How To Define Bear Market Rally
Generally, this type of rally is observed once the market sees a washout sale. In terms of larger indices and individual stocks, bear market rallies show moves of 20 percent or more over a period of a few weeks. The major indices generally never experience such moves. However demands for considerable upswings can result from a volatile market causing sharp moves down.
How Would You Identify A Bear Market Rally
When you are trying to successfully identify a bear market rally, there are some important factors to be considered. Let us look at those factors in brief.
Firstly, a minimum sell-off of 20 percent between the high and low, going in for the short term bottom, should be displayed by the market. Next, on the day corresponding to the ascertained bottom, at least 300 percent of increase in the volume should be noted for a bear market rally.
The day when the low is observed, a significant reversal of the price is required, resulting in a great hammer candlestick to appear.
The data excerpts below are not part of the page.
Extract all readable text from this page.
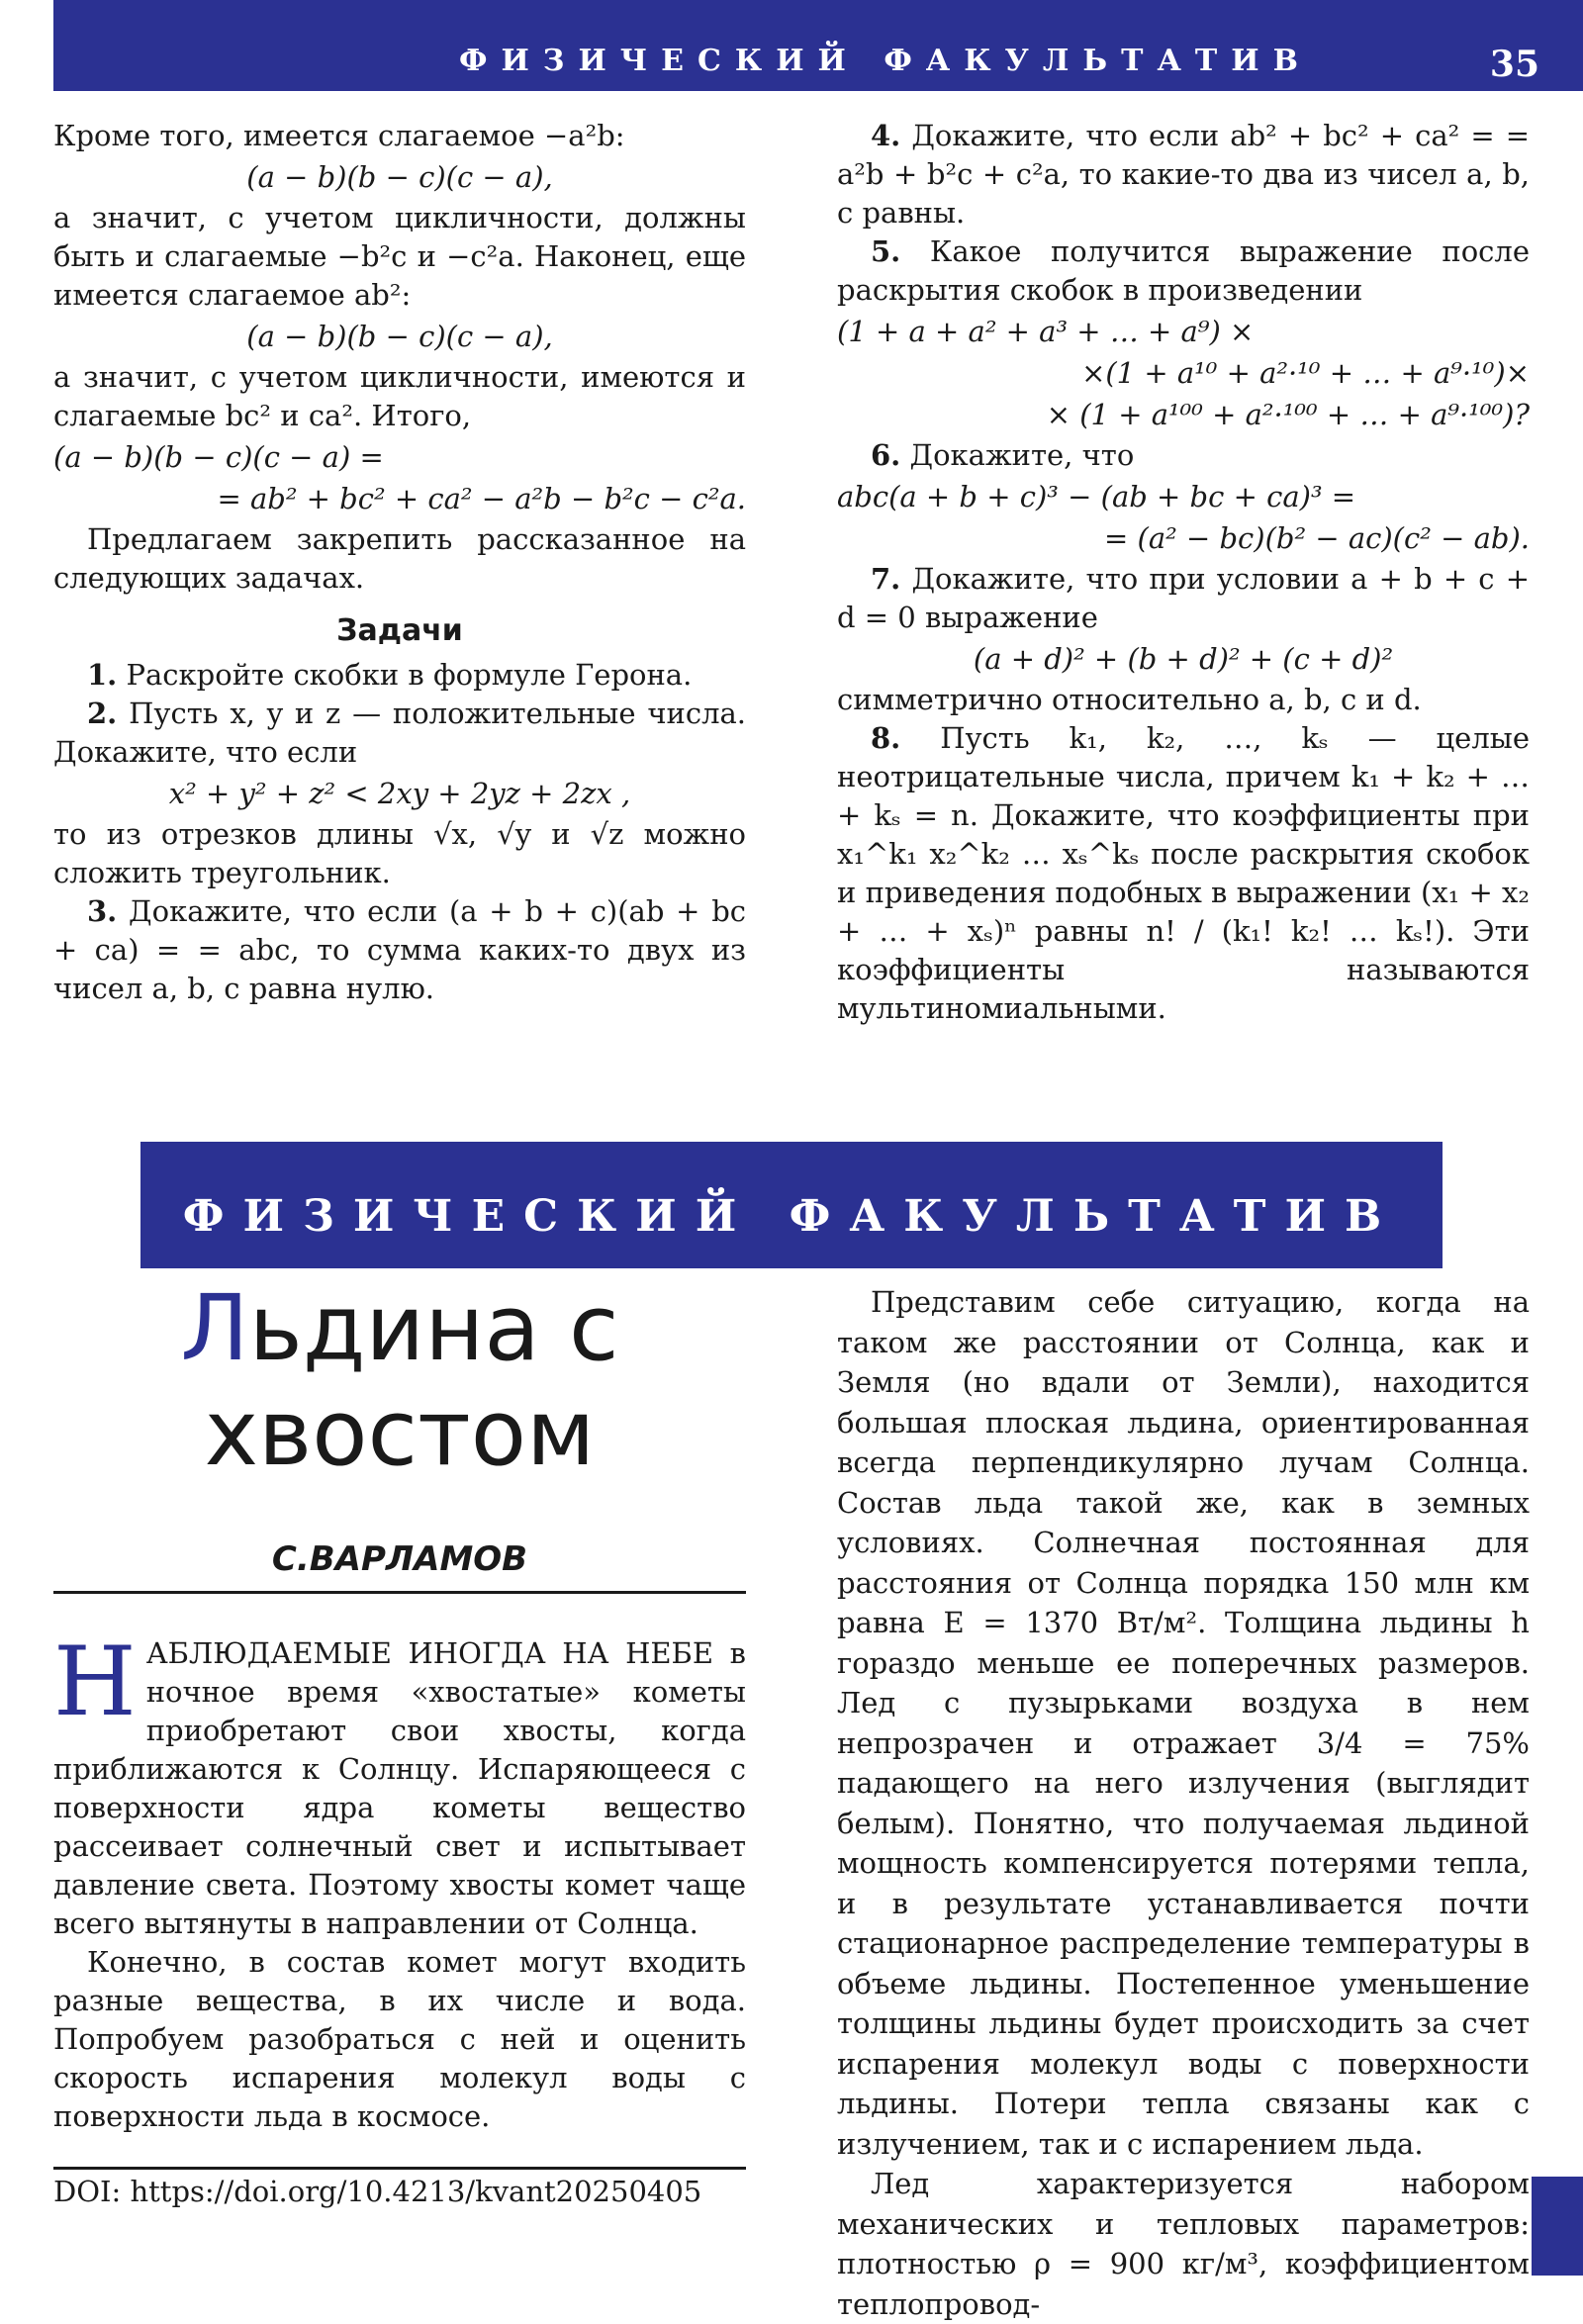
ФИЗИЧЕСКИЙ ФАКУЛЬТАТИВ	35

Кроме того, имеется слагаемое −a²b:

(a − b)(b − c)(c − a),

а значит, с учетом цикличности, должны быть и слагаемые −b²c и −c²a. Наконец, еще имеется слагаемое ab²:

(a − b)(b − c)(c − a),

а значит, с учетом цикличности, имеются и слагаемые bc² и ca². Итого,

(a − b)(b − c)(c − a) =
= ab² + bc² + ca² − a²b − b²c − c²a.

Предлагаем закрепить рассказанное на следующих задачах.

Задачи

1. Раскройте скобки в формуле Герона.

2. Пусть x, y и z — положительные числа. Докажите, что если

x² + y² + z² < 2xy + 2yz + 2zx ,

то из отрезков длины √x, √y и √z можно сложить треугольник.

3. Докажите, что если (a + b + c)(ab + bc + ca) = = abc, то сумма каких-то двух из чисел a, b, c равна нулю.

4. Докажите, что если ab² + bc² + ca² = = a²b + b²c + c²a, то какие-то два из чисел a, b, c равны.

5. Какое получится выражение после раскрытия скобок в произведении

(1 + a + a² + a³ + … + a⁹) ×
×(1 + a¹⁰ + a²·¹⁰ + … + a⁹·¹⁰)×
× (1 + a¹⁰⁰ + a²·¹⁰⁰ + … + a⁹·¹⁰⁰)?

6. Докажите, что

abc(a + b + c)³ − (ab + bc + ca)³ =
= (a² − bc)(b² − ac)(c² − ab).

7. Докажите, что при условии a + b + c + d = 0 выражение

(a + d)² + (b + d)² + (c + d)²

симметрично относительно a, b, c и d.

8. Пусть k₁, k₂, …, kₛ — целые неотрицательные числа, причем k₁ + k₂ + … + kₛ = n. Докажите, что коэффициенты при x₁^k₁ x₂^k₂ … xₛ^kₛ после раскрытия скобок и приведения подобных в выражении (x₁ + x₂ + … + xₛ)ⁿ равны n! / (k₁! k₂! … kₛ!). Эти коэффициенты называются мультиномиальными.

ФИЗИЧЕСКИЙ ФАКУЛЬТАТИВ
Льдина с
хвостом
С.ВАРЛАМОВ

НАБЛЮДАЕМЫЕ ИНОГДА НА НЕБЕ в ночное время «хвостатые» кометы приобретают свои хвосты, когда приближаются к Солнцу. Испаряющееся с поверхности ядра кометы вещество рассеивает солнечный свет и испытывает давление света. Поэтому хвосты комет чаще всего вытянуты в направлении от Солнца.

Конечно, в состав комет могут входить разные вещества, в их числе и вода. Попробуем разобраться с ней и оценить скорость испарения молекул воды с поверхности льда в космосе.

DOI: https://doi.org/10.4213/kvant20250405

Представим себе ситуацию, когда на таком же расстоянии от Солнца, как и Земля (но вдали от Земли), находится большая плоская льдина, ориентированная всегда перпендикулярно лучам Солнца. Состав льда такой же, как в земных условиях. Солнечная постоянная для расстояния от Солнца порядка 150 млн км равна E = 1370 Вт/м². Толщина льдины h гораздо меньше ее поперечных размеров. Лед с пузырьками воздуха в нем непрозрачен и отражает 3/4 = 75% падающего на него излучения (выглядит белым). Понятно, что получаемая льдиной мощность компенсируется потерями тепла, и в результате устанавливается почти стационарное распределение температуры в объеме льдины. Постепенное уменьшение толщины льдины будет происходить за счет испарения молекул воды с поверхности льдины. Потери тепла связаны как с излучением, так и с испарением льда.

Лед характеризуется набором механических и тепловых параметров: плотностью ρ = 900 кг/м³, коэффициентом теплопровод-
There should be a quick rally for the market just as the selling off for the next span of days. The market faces a stall-out after a move-up from 20 percent to 35 percent off the bottom. Following this, the market starts to sell-off once again, resuming the primary down-trend after a few flat days.
How To Trade In A Bear Market Rally
If you are prepared to wait for the long term results, trading in a bear market rally is for you. It does not demand high skills. With no specific technical reason for the market to bounce, technical analysis is out of the question. Every such indicator is bound to be oversold. There is no basic logic behind why the market should be bought, and thus fundamentals are not very important to be considered here.
Once the market gets sold-off at 25 percent to 35 percent and the wash out day is observed, a trader should commit to buying off with the knowledge on their mind that they may have to wait through a considerable period to reap the profits of their trading in the bear market rally.